Con un BJT NPN usato come interruttore, serve una resistenza di base e una corrente di base sufficiente a portare il transistor in saturazione. Se scegli un guadagno forzato di circa 1010 come margine di progetto, allora una corrente di collettore di 200mA200 \, \text{mA} suggerisce circa 20mA20 \, \text{mA} di corrente di base. Questo può essere vicino al limite di alcuni pin del microcontrollore.

Con un MOSFET n-channel logic-level usato come interruttore low-side, il pin di controllo deve principalmente fornire una tensione di gate adeguata, più che una corrente di gate continua. In funzionamento stazionario, questo è di solito più facile per il microcontrollore. La condizione importante è che il MOSFET sia davvero progettato per accendersi bene alla tensione di gate disponibile.

Questo esempio mostra chiaramente il compromesso pratico. Se il segnale di controllo può fornire tensione ma non molta corrente, un MOSFET è spesso l'interruttore più semplice da usare. Se la corrente è modesta e il circuito è semplice, un BJT può comunque essere una scelta del tutto ragionevole.

Quando si sceglie un BJT invece di un MOSFET

I BJT sono comuni nei piccoli stadi analogici, nei circuiti amplificatori da manuale, negli specchi di corrente e nei semplici compiti di commutazione.

I MOSFET sono comuni nella logica digitale, nell'elettronica di potenza, nella regolazione di tensione e nei circuiti in cui è utile un'elevata impedenza di ingresso.

Nessuno dei due dispositivi è automaticamente migliore. La scelta giusta dipende dalla corrente di carico, dal segnale di pilotaggio disponibile, dalla velocità, dalle perdite di potenza e dal fatto che il circuito sia principalmente analogico o principalmente di commutazione.

Errori comuni nei problemi sui transistor

Usare ICβIBI_C \approx \beta I_B nella situazione sbagliata

Questa relazione è più utile per ragionare nella regione attiva. Non è un'ipotesi sicura per ogni progetto di commutazione.

Trattare la tensione di soglia del MOSFET come la tensione di accensione necessaria

Un MOSFET può essere sopra soglia e comunque funzionare male come interruttore. Controlla sempre in quali condizioni il dispositivo raggiunge una bassa resistenza di conduzione.

Dimenticare che i gate dei MOSFET sono capacitivi

La corrente di gate è di solito minuscola a regime, ma il gate deve comunque caricarsi e scaricarsi durante la commutazione. Questo conta quando la velocità è importante.

Ignorare il calore

Qualsiasi transistor che presenti una caduta di tensione significativa mentre conduce corrente può dissipare una potenza significativa. I componenti reali hanno limiti termici.

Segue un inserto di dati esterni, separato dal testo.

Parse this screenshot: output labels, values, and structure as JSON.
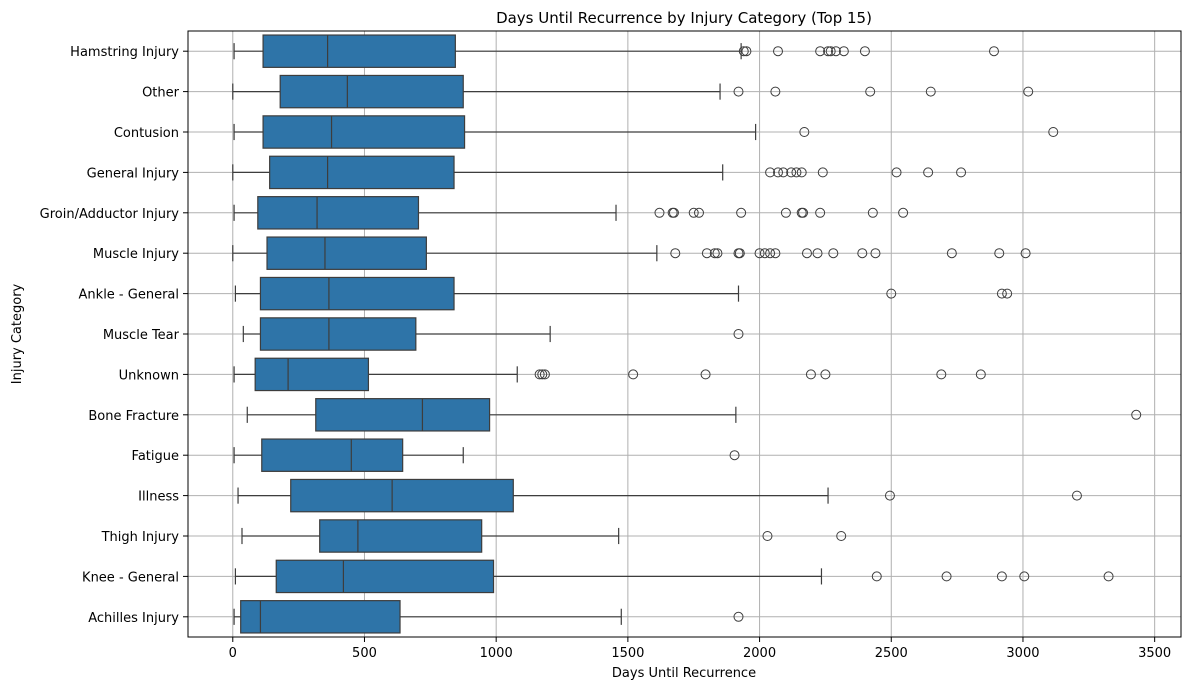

Perché questo è importante in fisica

I transistor collegano la fisica dei semiconduttori ai dispositivi reali. Un BJT dipende dall'iniezione di portatori attraverso le giunzioni, mentre un MOSFET dipende da un campo elettrico che controlla un canale.

Se questo quadro fisico è chiaro, il comportamento del circuito sembra molto meno arbitrario. Non stai memorizzando simboli su uno schema. Stai seguendo come cariche e campi controllano la corrente.

Prova un caso simile

Prendi un semplice circuito di commutazione e poni prima due domande: la sorgente di controllo può fornire corrente con margine, e il dispositivo deve funzionare soprattutto come interruttore o soprattutto come amplificatore? Se vuoi un altro caso pratico, prova una tua versione con una corrente di carico diversa e confronta se si adatta meglio un BJT o un MOSFET.